The filing this week raised questions about whether NBW could continue operating if the cash shortage at Washington Bancorporation (WBC), NBW's parent, is not resolved promptly.

"The continued viability of the company will depend on its ability to liquidate its assets. ... It is not clear that such a liquidation is feasible," the filing said.

Three weeks ago, WBC defaulted on more than $25 million it had issued to customers in the form of commercial paper, or short-term debt. The company has been trying ever since to resolve its cash shortage and reimburse its creditors.

The company revealed in the filing of its amended first-quarter report with the SEC that it expects a "substantial net loss" from operations for the second quarter and that it intends to make a "very substantial extraordinary addition" to its reserves against loan losses.

The company also said it expects continued loan losses "as a result of anticipated continuing softness in certain sectors in the local real estate market." Troubled loans increased by $41 million in the first quarter of 1990.

The filing revealed that WBC is in default on $19.2 million in long-term obligations to an unidentified insurance company. "Management is currently seeking, but has not yet obtained, waiver of such non- compliance," the filing stated.

In addition, the filing said that the lack of cash in the parent firm may soon force the sale of assets, which could lead to further deterioration in the company's financial condition.
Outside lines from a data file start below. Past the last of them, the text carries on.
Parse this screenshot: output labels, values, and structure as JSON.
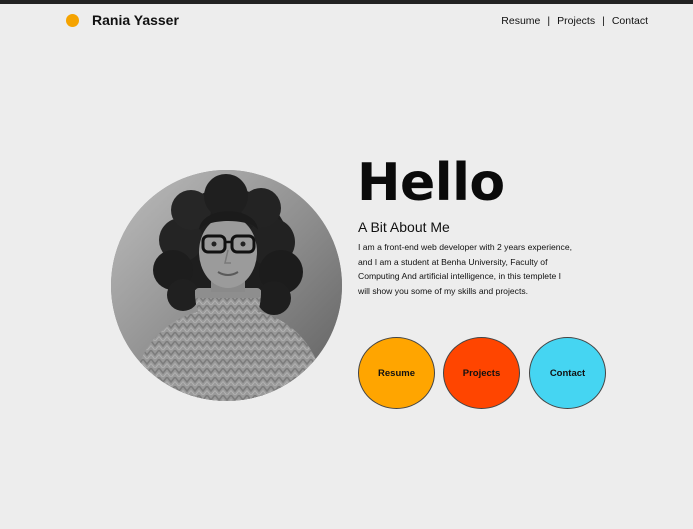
{
  "header": {
    "brand": "Rania Yasser",
    "nav": [
      {
        "label": "Resume"
      },
      {
        "label": "Projects"
      },
      {
        "label": "Contact"
      }
    ],
    "separator": "|"
  },
  "hero": {
    "greeting": "Hello",
    "about_title": "A Bit About Me",
    "about_text": "I am a front-end web developer with 2 years experience, and I am a student at Benha University, Faculty of Computing And artificial intelligence, in this templete I will show you some of my skills and projects.",
    "buttons": [
      {
        "label": "Resume",
        "color": "#ffa500"
      },
      {
        "label": "Projects",
        "color": "#ff4500"
      },
      {
        "label": "Contact",
        "color": "#45d5f2"
      }
    ]
  },
  "colors": {
    "accent_dot": "#f5a300",
    "background": "#ededed"
  }
}
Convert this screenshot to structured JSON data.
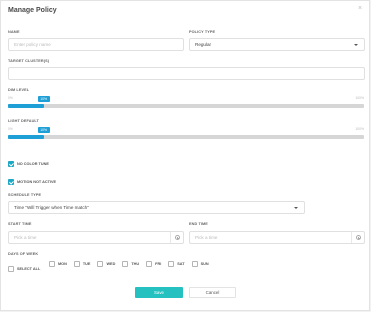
{
  "dialog": {
    "title": "Manage Policy",
    "close_glyph": "×"
  },
  "name": {
    "label": "NAME",
    "placeholder": "Enter policy name"
  },
  "policy_type": {
    "label": "POLICY TYPE",
    "value": "Regular"
  },
  "target_clusters": {
    "label": "TARGET CLUSTER(S)"
  },
  "dim_level": {
    "label": "DIM LEVEL",
    "min": "0%",
    "max": "100%",
    "value_label": "10%",
    "value_percent": 10
  },
  "light_default": {
    "label": "LIGHT DEFAULT",
    "min": "0%",
    "max": "100%",
    "value_label": "10%",
    "value_percent": 10
  },
  "no_color_tune": {
    "label": "NO COLOR TUNE",
    "checked": true
  },
  "motion_not_active": {
    "label": "MOTION NOT ACTIVE",
    "checked": true
  },
  "schedule_type": {
    "label": "SCHEDULE TYPE",
    "value": "Time \"Will Trigger when Time match\""
  },
  "start_time": {
    "label": "START TIME",
    "placeholder": "Pick a time"
  },
  "end_time": {
    "label": "END TIME",
    "placeholder": "Pick a time"
  },
  "days_of_week": {
    "label": "DAYS OF WEEK",
    "select_all": "SELECT ALL",
    "days": [
      "MON",
      "TUE",
      "WED",
      "THU",
      "FRI",
      "SAT",
      "SUN"
    ]
  },
  "actions": {
    "save": "Save",
    "cancel": "Cancel"
  },
  "colors": {
    "accent": "#1e9fd6",
    "save_button": "#24c1c0",
    "checkbox": "#1ea7c4"
  }
}
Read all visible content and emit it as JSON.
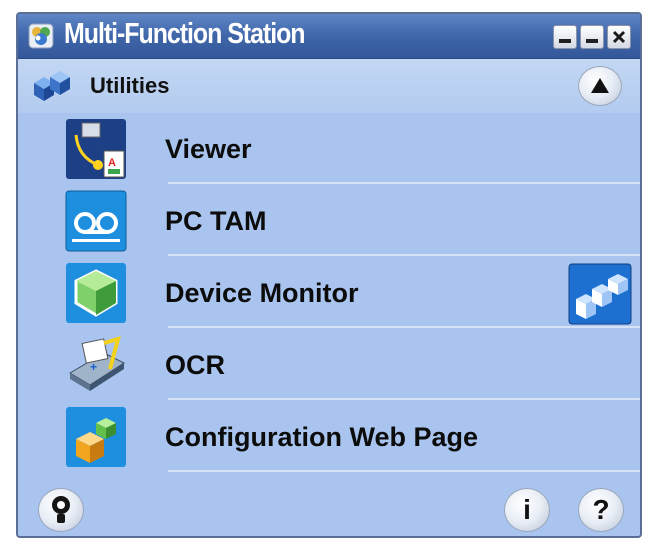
{
  "window": {
    "title": "Multi-Function Station",
    "buttons": {
      "minimize": "minimize",
      "restore": "restore",
      "close": "close"
    }
  },
  "section": {
    "label": "Utilities",
    "collapse_icon": "triangle-up-icon"
  },
  "items": [
    {
      "label": "Viewer",
      "icon": "viewer-icon"
    },
    {
      "label": "PC TAM",
      "icon": "voicemail-icon"
    },
    {
      "label": "Device Monitor",
      "icon": "device-monitor-icon",
      "extra_icon": "device-status-icon"
    },
    {
      "label": "OCR",
      "icon": "ocr-scanner-icon"
    },
    {
      "label": "Configuration Web Page",
      "icon": "web-config-icon"
    }
  ],
  "footer": {
    "left_icon": "bulb-help-icon",
    "info_label": "i",
    "help_label": "?"
  },
  "colors": {
    "titlebar": "#3f66a9",
    "panel": "#a9c4ee",
    "header": "#b8cff0"
  }
}
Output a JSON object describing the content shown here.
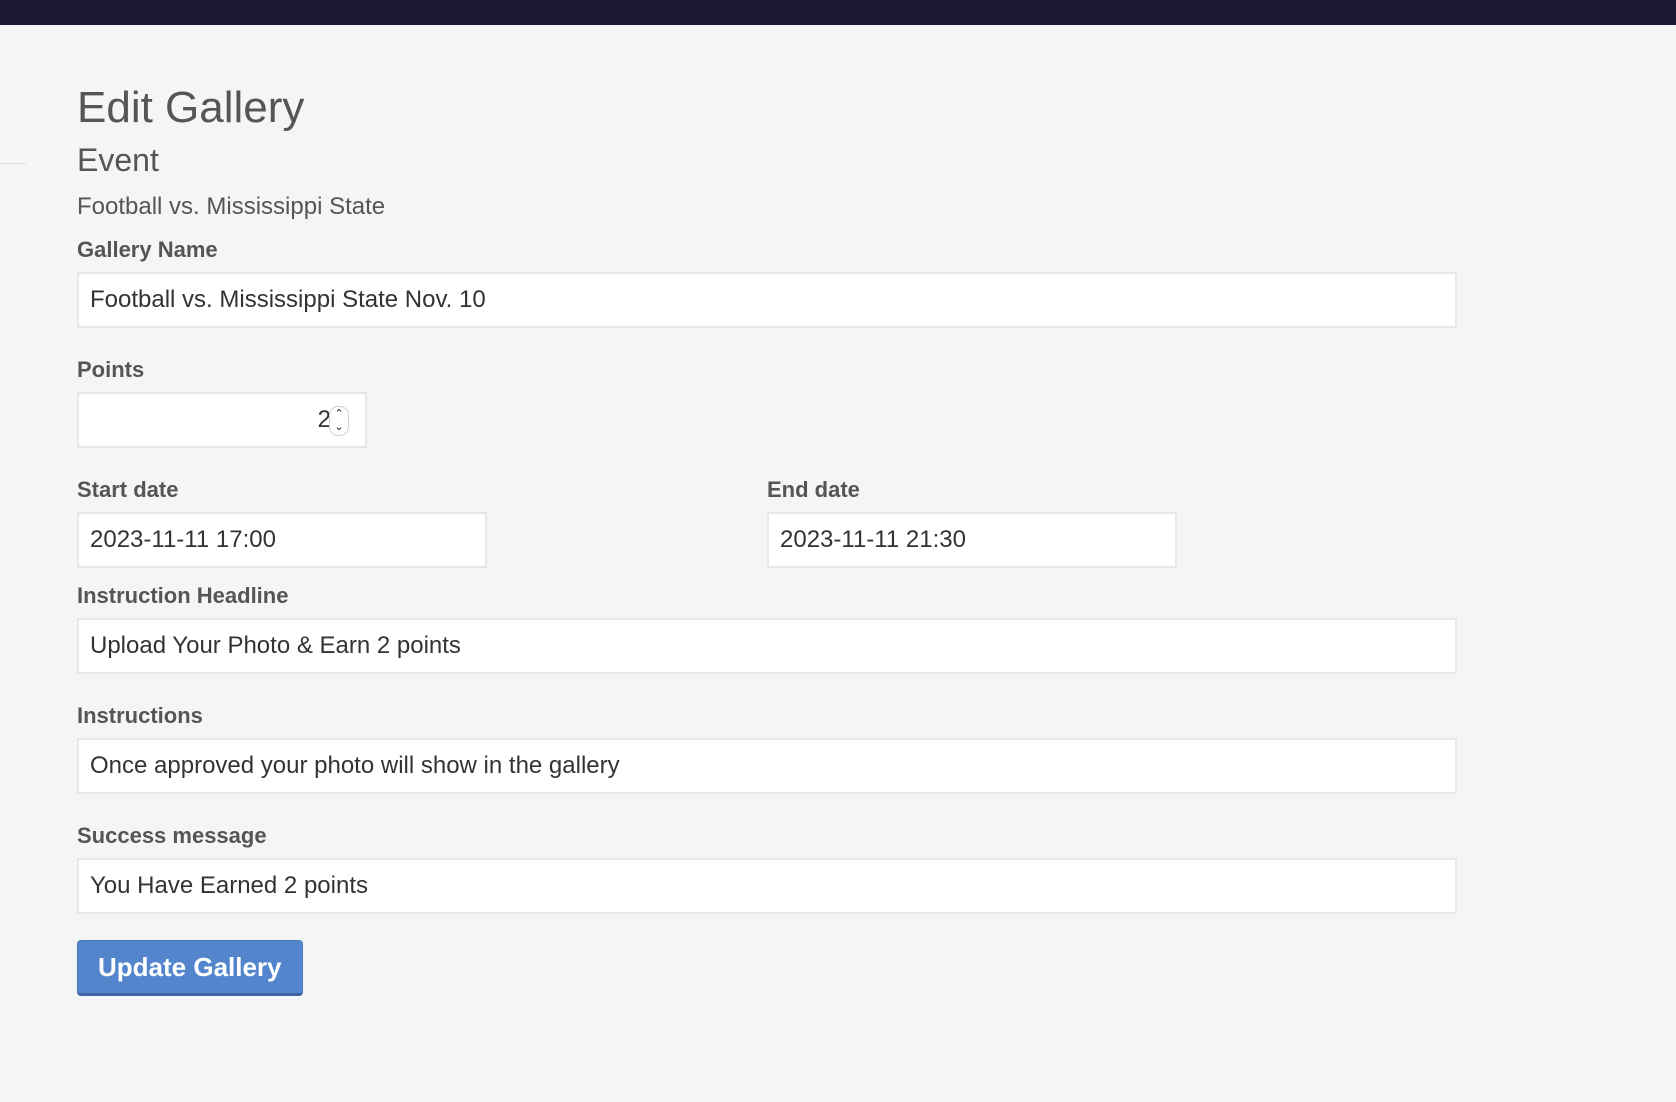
{
  "page": {
    "title": "Edit Gallery",
    "section_title": "Event",
    "event_name": "Football vs. Mississippi State"
  },
  "form": {
    "gallery_name": {
      "label": "Gallery Name",
      "value": "Football vs. Mississippi State Nov. 10"
    },
    "points": {
      "label": "Points",
      "value": "2"
    },
    "start_date": {
      "label": "Start date",
      "value": "2023-11-11 17:00"
    },
    "end_date": {
      "label": "End date",
      "value": "2023-11-11 21:30"
    },
    "instruction_headline": {
      "label": "Instruction Headline",
      "value": "Upload Your Photo & Earn 2 points"
    },
    "instructions": {
      "label": "Instructions",
      "value": "Once approved your photo will show in the gallery"
    },
    "success_message": {
      "label": "Success message",
      "value": "You Have Earned 2 points"
    },
    "submit_label": "Update Gallery"
  },
  "colors": {
    "topbar": "#1b1631",
    "background": "#f4f5f7",
    "button": "#5385cc"
  }
}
WBC said it already had sold $5 million in securities and may continue to dispose of other investment securities in the second quarter.

"Such sales, should they occur, are anticipated to result in additional losses," the filing said.

WBC has been negotiating a plan that would allow former District banker John Mason and other unidentified investors to bail out the company by providing it with cash in exchange for the rights to buy a large block of the company's stock, according to sources close to the negotiations.

WBC Chairman John M. Toups would not confirm specific talks earlier this week, but he said that negotiations "with interested parties" are continuing. He said he did not know when a deal might be finalized.

The actual amount of the additions to the bank's reserve for loan losses will be determined after a special review of the bank's loan portfolio by federal regulators, the filing stated.

The filing detailed several NBW transactions that already had gone sour, although it did not identify the borrowers. During the first quarter, the bank restructured the terms of a $13.5 million commercial real estate loan. The bank said that the property securing the loan is in suburban Maryland and is 70 percent leased.

In April 1990, NBW also placed $11.9 million in loans to a local real estate developer on nonaccrual status, which means the bank expects problems with repayment. "Though not technically past due, these loans were deemed nonaccrual as a result of the borrower's experiencing cash flow problems," the filing stated.

Analysts familiar with the company's loan portfolio said the reserve against loan losses may need a boost of more than $70 million. If the quality of the bank's assets declines by even half that amount, it would be difficult for NBW to continue to meet federal regulatory requirements for capital -- the amount of cash that must be freely available as a further protection against defaults.

An investment banking firm that has extensively reviewed WBC's financial condition said yesterday that "anyone hoping to save this company will have to have very, very deep pockets." The firm, which asked not to be identified, said it would take more than $150 million to make WBC and its banks competitive again.

In the filing, WBC also confirmed that it is the subject of SEC inquiries into the sale of its commercial paper and said it had borrowed $140 million from the Federal Reserve Bank of Richmond. The company said it is cooperating with the SEC probe.

WBC stock closed yesterday at $3.75 a share, down 25 cents.